This section is from the book "The Gardener's Monthly And Horticulturist V18", by Thomas Meehan. See also: Four-Season Harvest: Organic Vegetables from Your Home Garden All Year Long.
This very desirable winter-blooming plant may be propagated from seeds, which should be sown in a pan on a light sandy compost about the beginning of August for early spring bloom, or sooner, say May, for fall or winter flowering. The pan of soil should be well watered, and the seeds sown on the surface, covering only by laying a piece of paper over the top of the pan; in fact, we find this mode of covering excellent for all small seeds, as it maintains a uniform moisture, with less frequent waterings, should the soil seem to be getting dry. The pan may be dipped nearly to the edge in water, and let it soak in through the holes in the bottom. The plants will be up in three or four weeks, and as soon as large enough may be potted off singly into small pots, or pricked out in a frame or old hot-bed in sandy loam and leaf mold, and in the fall they may be put into five-inch pots, in which they will bloom, and may be kept in the frames shaded from the mid-day sun as late in the season as they can be with safety from frost. As the plants come into flower, all the best ones should be marked and kept for stock for the following year.

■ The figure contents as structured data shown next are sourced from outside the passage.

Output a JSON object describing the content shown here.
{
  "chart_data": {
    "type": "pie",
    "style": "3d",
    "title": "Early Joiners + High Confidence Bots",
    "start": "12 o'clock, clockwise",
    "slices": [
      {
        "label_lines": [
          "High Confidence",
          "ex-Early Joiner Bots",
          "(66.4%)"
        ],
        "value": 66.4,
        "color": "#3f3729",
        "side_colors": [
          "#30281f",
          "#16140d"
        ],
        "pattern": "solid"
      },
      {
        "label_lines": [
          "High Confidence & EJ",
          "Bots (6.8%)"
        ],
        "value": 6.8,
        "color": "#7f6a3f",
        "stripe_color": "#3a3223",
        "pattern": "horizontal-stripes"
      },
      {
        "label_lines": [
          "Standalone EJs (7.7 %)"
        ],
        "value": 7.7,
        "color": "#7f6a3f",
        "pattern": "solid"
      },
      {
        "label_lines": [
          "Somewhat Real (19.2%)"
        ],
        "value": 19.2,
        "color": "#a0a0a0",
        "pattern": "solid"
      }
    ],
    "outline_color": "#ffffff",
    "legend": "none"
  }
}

After a good strain has been obtained we never resort to seedlings again, except for new varieties, but divide the old plants about the latter part of May, and plant in a frame, and shade until the first of October, when they may be potted and left in the frame until established, after which move them to a cool house for winter. They do well in a house with Camellias, and plants of a like nature.
When large specimens are desired, cut the old leaves off around the bottom of the plants, turn them out of the pots, and cut off the lower half of the old ball, re-pot into pots one or two sizes larger, sinking the plants so as to cover the old stems.
When treated in this way, or by dividing as above, they will flower finely throughout the whole winter and early spring. Pot in sandy loam, with leaf mold or well-rotted stable manure, and avoid giving too much water during the short, dull days in winter.